¿Seré surrealista?

En una época en que proliferan los libros largos, de casi mil páginas, o las sagas que no terminan nunca, a pesar de que algunos personajes ya podrían jubilarse, me encuentro cada vez con menos gente que -como yo- no disfruta de las descripciones. Aclaro: de las descripciones que no aportan nada o me obligan a recortar la posibilidad de imaginar a los protagonistas a mi antojo. La lectura, ante todo, es una invitación a la libertad; a la libertad de imaginar, y comprender sentidos, intenciones, historias, terminando de interpretarlas desde nuestro punto de vista. Prefiero descubrir al personaje detrás de un gesto o acción, de su forma de expresarse o de su actitud frente a lo que lo rodea. Quizá esto haya pasado de moda en medio de tanta industria cultural que cada vez tiene más de industria que de cualquier otra cosa. Pero revisando una edición de la editorial Cátedra de Los Premios de Julio Cortázar (muy curiosa, con notas que explican a los que vienen de otros castellanos las referencias del habla del “porteño” de la década del 40), en el estudio preliminar me reencontré con el texto del Manifiesto Surrealista de André Breton, que en 1924 decía:

“Si reconocemos que el estilo pura y simplemente informativo, del que la frase antes citada constituye un ejemplo, es casi exclusivo patrimonio de la novela, será preciso reconocer también que sus autores no son excesivamente ambiciosos. El carácter circunstanciado, inútilmente particularista de cada una de sus observaciones me induce a sospechar que tan sólo pretenden divertirse a mis expensas. No me permiten tener siquiera la menor duda acerca de los personajes: ¿será este personaje rubio o moreno? ¿Cómo se llamará? ¿Le conoceremos en verano…? Todas estas interrogantes quedan resueltas de una vez para siempre, a la buena de Dios; no me queda más libertad que la de cerrar el libro, de lo cual no suelo privarme tan pronto llego a la primera página de la obra, más o menos. ¡Y las descripciones! No hay nada comparable a su nulidad; no son más que superposiciones de imágenes de catálogo, de las que el autor se sirve sin limitación alguna, y aprovecha la ocasión para poner bajo mi vista sus tarjetas postales, buscando que juntamente con él fije mi atención en los lugares comunes que me ofrece (…)”
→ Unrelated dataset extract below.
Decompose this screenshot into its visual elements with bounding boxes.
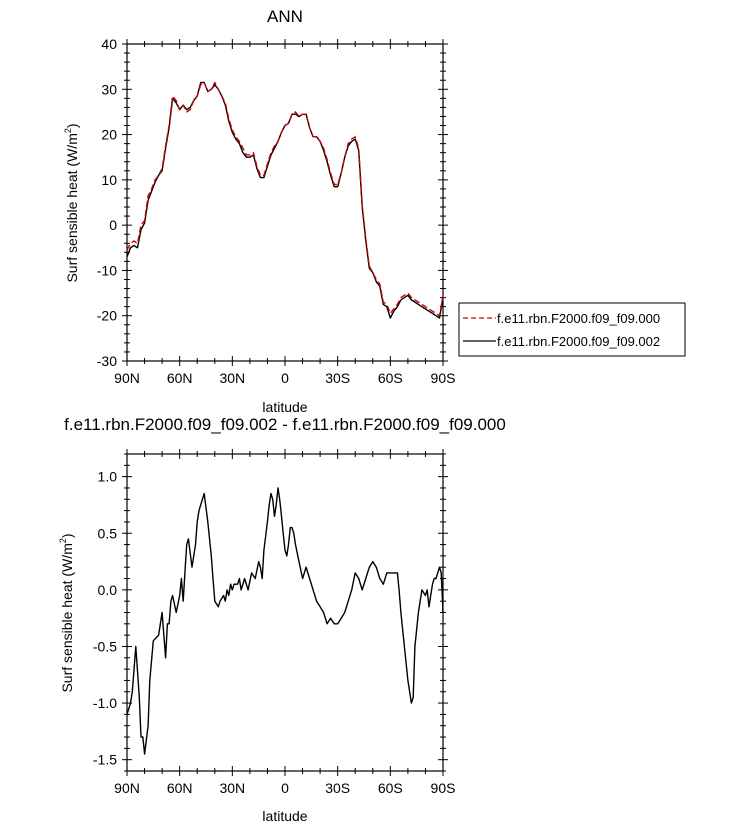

Pensé que Breton me entendía. Y que era un verdadero visionario (extraños puntos de encuentro entre la novela del siglo XIX y algunos libros del siglo XXI). De repente, profundamente conmovida por saberme comprendida, dejé de sentirme antigua o incluso “pasada de moda”. Simplemente, debo ser surrealista.

// Gabriela Pedranti es profesora del Taller “Entre el cuento y la novela” del Laboratorio de Escritura.